30 de Abril, 2005 Carlos Esperança
Fanatismo católico em Timor
A legitimidade eleitoral do Governo de Timor, presidido por Mari Alcatiri, tem sido desafiada pelos dois bispos católicos do jovem País que há pouco se libertou do jugo da Indonésia.
Todos reconhecem a importância decisiva da Igreja católica na independência do povo maubere mas é inaceitável a sua obsessão em substituir o despotismo anterior pela tirania religiosa protagonizada pelo clero, em que pontificam Alberto Ricardo da Silva e Basílio do Nascimento, respectivamente bispos de Díli e Baucau.
A fazer lembrar o miguelismo trauliteiro do séc. XIX, em Portugal, os padres de Timor incitam as populações do interior da ilha a deslocar-se com imagens da Virgem e terços para exigirem a demissão do Governo legal. Ao som de cânticos religiosos e orações desafiam o Governo a demitir-se.
O padre Domingos Soares, porta-voz do episcopado autóctone não se conforma com as regras democráticas e constitucionais ao abrigo das quais o Governo decidiu, a título experimental, tornar facultativa a aula de religião católica em 32 escolas oficiais. Na opinião dos padres, o carácter facultativo da disciplina ou a redução da carga horária é uma manifestação ditatorial.
Os bispos, com base na absoluta hegemonia católica, contestam um muçulmano na chefia do Governo e defendem o carácter obrigatório da disciplina de religião católica nas escolas públicas. O contágio dos países islâmicos é uma realidade e a simpatia por um Estado confessional uma evidência.
Habituados a deter o poder absoluto, cientes do prestígio conquistado no combate à ocupação indonésia, os padres não aceitam que o poder democrático se exerça ao arrepio da vontade divina interpretada por eles próprios. Há uma atracção mimética pelo totalitarismo islâmico, uma indisfarçável sedução por um regime autoritário em que o Estado seja o braço armado da Igreja católica.
Timor está sob tensão na iminência de um golpe de Estado. A água benta, as orações e os rosários são, por enquanto, as munições usadas pelo clero católico. Há uma trágica similitude entre a intolerância dos mullahs islâmicos a debitar o Corão e os padres católicos a recitar a Bíblia. O proselitismo e a ânsia de poder são iguais.
Portugal, o país doador mais importante, à frente do Japão e da Austrália, tem cumprido a sua obrigação e o dever de solidariedade para com o povo maubere. Tem obrigação de usar a via diplomática para garantir a liberdade religiosa no território de Timor Leste. O Vaticano não pode ficar indiferente às manifestações de intolerância dos seus padres nem ser cúmplice do terrorismo eclesiástico em Timor.

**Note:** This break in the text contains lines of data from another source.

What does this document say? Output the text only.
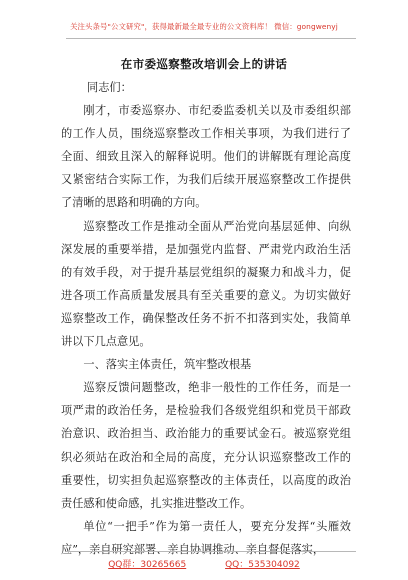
关注头条号"公文研究"，获得最新最全最专业的公文资料库！ 微信：gongwenyj
在市委巡察整改培训会上的讲话

同志们：

刚才，市委巡察办、市纪委监委机关以及市委组织部的工作人员，围绕巡察整改工作相关事项，为我们进行了全面、细致且深入的解释说明。他们的讲解既有理论高度又紧密结合实际工作，为我们后续开展巡察整改工作提供了清晰的思路和明确的方向。

巡察整改工作是推动全面从严治党向基层延伸、向纵深发展的重要举措，是加强党内监督、严肃党内政治生活的有效手段，对于提升基层党组织的凝聚力和战斗力，促进各项工作高质量发展具有至关重要的意义。为切实做好巡察整改工作，确保整改任务不折不扣落到实处，我简单讲以下几点意见。

一、落实主体责任，筑牢整改根基

巡察反馈问题整改，绝非一般性的工作任务，而是一项严肃的政治任务，是检验我们各级党组织和党员干部政治意识、政治担当、政治能力的重要试金石。被巡察党组织必须站在政治和全局的高度，充分认识巡察整改工作的重要性，切实担负起巡察整改的主体责任，以高度的政治责任感和使命感，扎实推进整改工作。

单位“一把手”作为第一责任人，要充分发挥“头雁效应”，亲自研究部署、亲自协调推动、亲自督促落实，

QQ群：30265665	QQ：535304092
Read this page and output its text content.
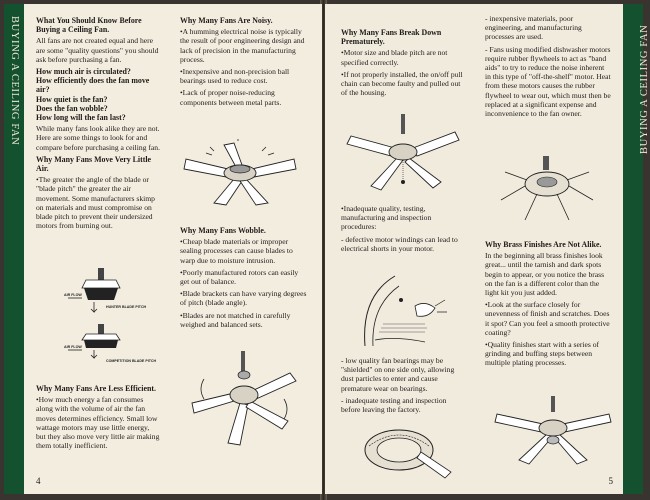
BUYING A CEILING FAN What You Should Know Before Buying a Ceiling Fan.

All fans are not created equal and here are some "quality questions" you should ask before purchasing a fan.

How much air is circulated?
How efficiently does the fan move air?
How quiet is the fan?
Does the fan wobble?
How long will the fan last?

While many fans look alike they are not. Here are some things to look for and compare before purchasing a ceiling fan.

Why Many Fans Move Very Little Air.

• The greater the angle of the blade or "blade pitch" the greater the air movement. Some manufacturers skimp on materials and must compromise on blade pitch to prevent their undersized motors from burning out.

AIR FLOW
HUNTER BLADE PITCH
AIR FLOW
COMPETITION BLADE PITCH
Why Many Fans Are Less Efficient.

• How much energy a fan consumes along with the volume of air the fan moves determines efficiency. Small low wattage motors may use little energy, but they also move very little air making them totally inefficient.

Why Many Fans Are Noisy.

• A humming electrical noise is typically the result of poor engineering design and lack of precision in the manufacturing process.

• Inexpensive and non-precision ball bearings used to reduce cost.

• Lack of proper noise-reducing components between metal parts.

Why Many Fans Wobble.

• Cheap blade materials or improper sealing processes can cause blades to warp due to moisture intrusion.

• Poorly manufactured rotors can easily get out of balance.

• Blade brackets can have varying degrees of pitch (blade angle).

• Blades are not matched in carefully weighed and balanced sets.

4
BUYING A CEILING FAN
Why Many Fans Break Down Prematurely.

• Motor size and blade pitch are not specified correctly.

• If not properly installed, the on/off pull chain can become faulty and pulled out of the housing.

• Inadequate quality, testing, manufacturing and inspection procedures:

- defective motor windings can lead to electrical shorts in your motor.

- low quality fan bearings may be "shielded" on one side only, allowing dust particles to enter and cause premature wear on bearings.

- inadequate testing and inspection before leaving the factory.

- inexpensive materials, poor engineering, and manufacturing processes are used.

- Fans using modified dishwasher motors require rubber flywheels to act as "band aids" to try to reduce the noise inherent in this type of "off-the-shelf" motor. Heat from these motors causes the rubber flywheel to wear out, which must then be replaced at a significant expense and inconvenience to the fan owner.

Why Brass Finishes Are Not Alike.

In the beginning all brass finishes look great... until the tarnish and dark spots begin to appear, or you notice the brass on the fan is a different color than the light kit you just added.

• Look at the surface closely for unevenness of finish and scratches. Does it spot? Can you feel a smooth protective coating?

• Quality finishes start with a series of grinding and buffing steps between multiple plating processes.

5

Neste momento dramático deve ser posto à prova o Papa Bento XVI. Tem aqui a oportunidade para mostrar que não é um papa medieval, que a imagem de inquisidor não lhe assenta, que o respeito pelo pluralismo é uma virtude adquirida pela igreja de Roma, que a democracia é uma instituição compatível com o catolicismo romano.
Ao Governo português cabe, sob pena de se desprestigiar, mostrar que é um país laico e que os princípios que o informam são os mesmos que quer ver respeitados nos países amigos. Sócrates e Freitas do Amaral têm uma tarefa a desempenhar ao serviço da paz, da liberdade religiosa e do laicismo.
Obs.: Este assunto já foi tratado por mim em «Timor – um protectorado do Vaticano» 1 e 2 (site indisponível) e pela Palmira nos artigos «Tolerância Cristã» e «Terrorismo em Timor Leste». A gravidade e desfaçatez da ICAR exige que volte ao tema. Urge conter o fundamentalismo católico.